Oh and if you want to see more shell sample code, also check out our FixtureShell and the blog post for it.
-- Felix Geisendörfer aka the_undefined
PS: Please note that this is a quick hack, and any non-trivial change in the markup google uses will break. This is only meant for temporary usage.
You can skip to the end and add a comment.
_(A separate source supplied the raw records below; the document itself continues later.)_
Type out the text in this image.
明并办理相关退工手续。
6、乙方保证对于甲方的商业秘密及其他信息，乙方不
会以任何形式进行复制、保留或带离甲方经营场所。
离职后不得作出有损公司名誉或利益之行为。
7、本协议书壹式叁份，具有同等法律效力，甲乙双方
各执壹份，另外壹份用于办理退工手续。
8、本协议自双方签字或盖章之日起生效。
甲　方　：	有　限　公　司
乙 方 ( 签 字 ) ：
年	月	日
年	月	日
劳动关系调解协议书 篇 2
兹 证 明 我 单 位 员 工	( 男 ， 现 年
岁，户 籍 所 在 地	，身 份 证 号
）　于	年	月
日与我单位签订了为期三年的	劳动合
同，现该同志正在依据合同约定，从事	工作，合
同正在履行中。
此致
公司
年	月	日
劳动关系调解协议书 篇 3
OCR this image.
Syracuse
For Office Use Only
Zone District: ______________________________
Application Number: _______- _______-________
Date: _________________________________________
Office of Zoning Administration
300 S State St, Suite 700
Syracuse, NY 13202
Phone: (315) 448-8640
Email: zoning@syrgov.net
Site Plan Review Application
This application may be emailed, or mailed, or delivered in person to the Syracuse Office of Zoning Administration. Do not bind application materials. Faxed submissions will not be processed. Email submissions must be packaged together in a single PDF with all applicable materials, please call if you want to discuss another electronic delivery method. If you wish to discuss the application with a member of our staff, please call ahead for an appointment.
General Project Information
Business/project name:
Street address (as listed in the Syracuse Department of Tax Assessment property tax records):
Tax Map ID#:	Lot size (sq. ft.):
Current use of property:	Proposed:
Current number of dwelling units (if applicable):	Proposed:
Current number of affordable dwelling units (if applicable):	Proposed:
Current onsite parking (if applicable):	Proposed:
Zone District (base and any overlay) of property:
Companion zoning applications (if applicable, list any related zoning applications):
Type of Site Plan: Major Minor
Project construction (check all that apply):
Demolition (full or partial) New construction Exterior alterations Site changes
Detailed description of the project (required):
Great post ... I didn't expect to be simple like that ... thanks Felix
Kim: mod_rewrite is a good choice if you don't have lot of urls (< 1000?). For everything else I would catch CakePHPs error404 using an AppError handler and then check a table called legacy_urls for the correct mapping.
This worked beautifully by the way. Thanks a lot.
Felix: Right, might actually make a useful plugin for my CMS. Fill the database with indexed urls and have a user interface where you can map the indexed url to the corresponding content on the new site. Great! Thanks for the code snippet - Really enjoy your posts!
Cool indeed.
This post is too old. We do not allow comments here anymore in order to fight spam. If you have real feedback or questions for the post, please contact us.
Cool! Just as I'm about to finish a cake website that is going to replace an old one! Any tips for redirecting these urls to the new ones? I usually do it in htaccess.